Hope someone out there can help me on this...

I have a 745li which has been having problems with the navigation system not booting up lately. The screen will say "Initializing..." for about 2 mins then it goes to a blank white screen and all audio gets interrupted too, this process just keeps repeating. It was doing it infrequently for the past 3-4 months but couple days ago... it has become permanent. 

The nav disc player in the back seems to be a dvd player, but I cant even eject the disc inside. I press the eject button and nothing happens... please help meeeee!!

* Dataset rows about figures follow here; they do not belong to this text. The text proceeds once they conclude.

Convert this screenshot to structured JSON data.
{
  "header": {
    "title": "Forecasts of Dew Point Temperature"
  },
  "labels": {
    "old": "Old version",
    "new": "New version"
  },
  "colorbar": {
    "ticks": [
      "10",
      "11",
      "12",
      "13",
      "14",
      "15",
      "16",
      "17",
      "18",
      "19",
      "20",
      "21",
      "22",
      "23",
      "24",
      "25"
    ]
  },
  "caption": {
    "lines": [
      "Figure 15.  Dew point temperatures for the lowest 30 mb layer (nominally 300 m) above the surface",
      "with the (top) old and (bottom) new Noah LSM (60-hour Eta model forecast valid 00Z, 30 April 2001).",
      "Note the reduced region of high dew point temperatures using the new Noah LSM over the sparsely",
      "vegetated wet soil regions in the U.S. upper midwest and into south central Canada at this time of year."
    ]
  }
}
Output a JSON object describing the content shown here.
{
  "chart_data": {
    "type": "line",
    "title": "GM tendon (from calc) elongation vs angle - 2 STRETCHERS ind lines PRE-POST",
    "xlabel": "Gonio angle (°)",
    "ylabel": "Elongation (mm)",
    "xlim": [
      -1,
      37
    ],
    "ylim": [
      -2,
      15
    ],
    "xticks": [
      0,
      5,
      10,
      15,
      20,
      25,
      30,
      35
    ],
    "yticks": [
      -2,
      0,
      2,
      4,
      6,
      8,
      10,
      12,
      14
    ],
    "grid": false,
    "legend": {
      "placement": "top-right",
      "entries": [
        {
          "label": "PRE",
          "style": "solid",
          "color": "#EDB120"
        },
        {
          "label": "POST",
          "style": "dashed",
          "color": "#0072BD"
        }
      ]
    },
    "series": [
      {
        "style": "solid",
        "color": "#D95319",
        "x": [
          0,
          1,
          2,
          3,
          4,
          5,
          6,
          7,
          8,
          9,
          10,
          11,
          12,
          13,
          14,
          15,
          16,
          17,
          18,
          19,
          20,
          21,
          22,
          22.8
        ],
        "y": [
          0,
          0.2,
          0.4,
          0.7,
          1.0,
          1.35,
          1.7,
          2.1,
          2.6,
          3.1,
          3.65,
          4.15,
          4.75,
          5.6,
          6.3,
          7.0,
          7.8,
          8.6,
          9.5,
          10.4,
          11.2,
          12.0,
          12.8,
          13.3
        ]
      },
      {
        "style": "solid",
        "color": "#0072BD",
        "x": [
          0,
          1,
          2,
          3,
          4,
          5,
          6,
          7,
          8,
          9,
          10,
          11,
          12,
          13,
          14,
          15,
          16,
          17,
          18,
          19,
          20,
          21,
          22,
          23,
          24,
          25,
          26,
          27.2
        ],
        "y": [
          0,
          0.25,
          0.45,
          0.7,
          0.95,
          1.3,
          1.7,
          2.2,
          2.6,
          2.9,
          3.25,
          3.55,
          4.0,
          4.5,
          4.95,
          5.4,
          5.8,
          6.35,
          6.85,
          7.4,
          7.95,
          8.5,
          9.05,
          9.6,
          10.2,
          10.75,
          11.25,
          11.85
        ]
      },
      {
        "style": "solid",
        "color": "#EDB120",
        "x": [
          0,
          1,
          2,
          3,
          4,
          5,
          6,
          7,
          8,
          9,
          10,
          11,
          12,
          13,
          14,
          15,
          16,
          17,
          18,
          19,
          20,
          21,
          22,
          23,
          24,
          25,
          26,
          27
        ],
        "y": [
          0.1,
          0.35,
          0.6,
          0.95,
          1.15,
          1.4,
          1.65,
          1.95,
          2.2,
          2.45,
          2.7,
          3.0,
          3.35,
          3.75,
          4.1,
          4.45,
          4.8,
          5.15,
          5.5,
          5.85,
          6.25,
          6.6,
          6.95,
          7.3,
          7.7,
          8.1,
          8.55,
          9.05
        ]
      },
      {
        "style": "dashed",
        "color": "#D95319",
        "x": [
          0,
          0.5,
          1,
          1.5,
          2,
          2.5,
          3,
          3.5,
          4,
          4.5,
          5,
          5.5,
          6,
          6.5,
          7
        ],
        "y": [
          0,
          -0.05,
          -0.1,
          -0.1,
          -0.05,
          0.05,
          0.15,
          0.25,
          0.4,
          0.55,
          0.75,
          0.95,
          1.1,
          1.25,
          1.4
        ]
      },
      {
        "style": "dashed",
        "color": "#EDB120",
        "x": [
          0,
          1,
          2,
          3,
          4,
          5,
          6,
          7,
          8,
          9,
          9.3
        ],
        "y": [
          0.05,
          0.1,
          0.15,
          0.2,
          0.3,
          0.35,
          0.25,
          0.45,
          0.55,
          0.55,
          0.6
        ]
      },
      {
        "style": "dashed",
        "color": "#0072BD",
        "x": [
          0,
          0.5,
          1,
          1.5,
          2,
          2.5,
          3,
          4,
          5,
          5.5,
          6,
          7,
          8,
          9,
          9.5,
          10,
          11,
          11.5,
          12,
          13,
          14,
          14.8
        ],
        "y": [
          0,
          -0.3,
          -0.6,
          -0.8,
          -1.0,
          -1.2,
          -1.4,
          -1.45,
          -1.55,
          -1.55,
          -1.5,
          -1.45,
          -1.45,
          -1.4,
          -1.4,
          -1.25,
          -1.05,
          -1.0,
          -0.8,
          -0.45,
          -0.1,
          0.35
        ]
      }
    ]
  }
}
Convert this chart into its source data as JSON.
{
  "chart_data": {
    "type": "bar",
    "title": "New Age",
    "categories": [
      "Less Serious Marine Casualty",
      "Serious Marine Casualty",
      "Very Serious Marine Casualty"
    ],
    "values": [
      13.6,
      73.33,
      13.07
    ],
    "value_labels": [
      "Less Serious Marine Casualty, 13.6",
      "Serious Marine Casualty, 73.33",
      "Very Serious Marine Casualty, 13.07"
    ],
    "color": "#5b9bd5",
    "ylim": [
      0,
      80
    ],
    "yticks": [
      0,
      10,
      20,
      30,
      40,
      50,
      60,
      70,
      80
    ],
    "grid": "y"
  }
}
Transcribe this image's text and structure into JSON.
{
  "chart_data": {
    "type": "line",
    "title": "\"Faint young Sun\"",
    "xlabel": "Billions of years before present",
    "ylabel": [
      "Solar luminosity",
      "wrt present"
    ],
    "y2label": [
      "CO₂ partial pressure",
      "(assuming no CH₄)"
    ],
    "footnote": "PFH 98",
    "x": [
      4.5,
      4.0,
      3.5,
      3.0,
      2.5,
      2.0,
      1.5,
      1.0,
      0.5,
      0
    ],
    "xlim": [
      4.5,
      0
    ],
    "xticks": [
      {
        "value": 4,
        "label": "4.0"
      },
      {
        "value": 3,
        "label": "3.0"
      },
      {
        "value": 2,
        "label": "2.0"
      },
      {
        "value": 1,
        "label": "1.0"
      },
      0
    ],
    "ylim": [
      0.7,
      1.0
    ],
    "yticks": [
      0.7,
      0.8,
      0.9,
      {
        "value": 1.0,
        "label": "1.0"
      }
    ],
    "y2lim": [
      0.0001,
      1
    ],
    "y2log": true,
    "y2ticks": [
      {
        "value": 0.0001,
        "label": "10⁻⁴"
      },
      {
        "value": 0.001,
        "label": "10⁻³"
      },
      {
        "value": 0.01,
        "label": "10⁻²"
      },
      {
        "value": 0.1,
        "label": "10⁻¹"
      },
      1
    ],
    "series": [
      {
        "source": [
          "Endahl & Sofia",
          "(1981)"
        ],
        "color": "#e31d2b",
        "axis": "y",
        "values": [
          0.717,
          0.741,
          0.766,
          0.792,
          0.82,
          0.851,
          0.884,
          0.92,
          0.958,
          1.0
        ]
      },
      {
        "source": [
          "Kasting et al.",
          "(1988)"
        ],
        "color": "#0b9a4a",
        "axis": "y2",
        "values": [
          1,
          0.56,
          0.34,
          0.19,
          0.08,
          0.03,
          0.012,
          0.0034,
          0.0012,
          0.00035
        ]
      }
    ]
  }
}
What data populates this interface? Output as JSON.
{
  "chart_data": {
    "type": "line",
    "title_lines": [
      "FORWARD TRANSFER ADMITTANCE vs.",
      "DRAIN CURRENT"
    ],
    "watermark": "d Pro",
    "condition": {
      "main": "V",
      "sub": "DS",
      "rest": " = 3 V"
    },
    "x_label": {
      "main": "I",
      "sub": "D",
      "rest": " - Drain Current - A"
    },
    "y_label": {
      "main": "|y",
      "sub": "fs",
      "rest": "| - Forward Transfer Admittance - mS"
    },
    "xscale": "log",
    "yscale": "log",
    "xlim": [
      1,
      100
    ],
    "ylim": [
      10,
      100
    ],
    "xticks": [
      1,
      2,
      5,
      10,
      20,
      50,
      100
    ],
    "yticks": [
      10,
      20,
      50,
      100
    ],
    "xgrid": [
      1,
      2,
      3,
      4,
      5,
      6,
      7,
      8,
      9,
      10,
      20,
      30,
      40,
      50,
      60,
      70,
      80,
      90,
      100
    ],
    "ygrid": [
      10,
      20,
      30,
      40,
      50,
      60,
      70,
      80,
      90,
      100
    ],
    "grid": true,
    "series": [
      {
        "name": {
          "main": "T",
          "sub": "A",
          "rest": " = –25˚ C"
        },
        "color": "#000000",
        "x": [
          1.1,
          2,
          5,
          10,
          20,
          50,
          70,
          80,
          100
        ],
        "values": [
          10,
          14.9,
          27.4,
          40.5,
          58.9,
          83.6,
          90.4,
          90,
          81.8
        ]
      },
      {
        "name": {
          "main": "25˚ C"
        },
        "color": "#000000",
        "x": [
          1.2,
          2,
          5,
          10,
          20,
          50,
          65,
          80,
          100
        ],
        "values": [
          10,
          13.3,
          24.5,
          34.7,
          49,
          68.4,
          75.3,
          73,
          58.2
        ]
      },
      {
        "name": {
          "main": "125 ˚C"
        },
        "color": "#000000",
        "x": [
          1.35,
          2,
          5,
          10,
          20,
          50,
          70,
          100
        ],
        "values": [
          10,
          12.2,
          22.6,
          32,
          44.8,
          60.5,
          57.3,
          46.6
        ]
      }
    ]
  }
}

(My car is over 100k miles now and I really can't justify paying the dealerships stratospheric prices just to tell me what is wrong with it, and then pay an arm, leg, and nose to fix it.)


----------



## harjothundal (Jun 19, 2007)

it definately sounds like something is wrong! the way you described it, seems like a hardware failure somewhere, most likely the nav unit? i havnt had the chance to tinkle with my car much so i cant give u much advice, but one thing i can advise is to try and find the appropiate fuses for the nav and audio system, and remove them to give everything a fresh start, not sure if that will help though...


----------



## zZeNn88 (Jul 14, 2007)

I did remove the fuse because I was thinking of just not having navigation while i figure this out. Hoping that if the navigation unit was shut off then at least I can listen to music in peace without the pause every 2 mins or so. But when i pulled the fuse on the nav system, the cd changer went psycho and kept repeatedly checking for cd's. Im about to ripe the entire thing out and eat it for lunch.


----------



## harjothundal (Jun 19, 2007)

most of the audio/video electronics in the car are networked together, so for instance if u pull the plug on the navi, the idrive system and audio system kno shes down and will realize it... i was suggesting taking all fuses out and resetting the whole thing... its worth a try...


----------



## zZeNn88 (Jul 14, 2007)

I have pretty much narrowed it down to either the nav dvd rom itself or the cd in the drive. It came back online again for a bit and the "cd in" light was on and i was able to eject the disc. When its down and doing its initializing thing the "cd in" light is not on and i cant eject the disc. So its either the cd is bad or the dvd rom drive is old and something is wrong with it. Thanks for the advice though.


----------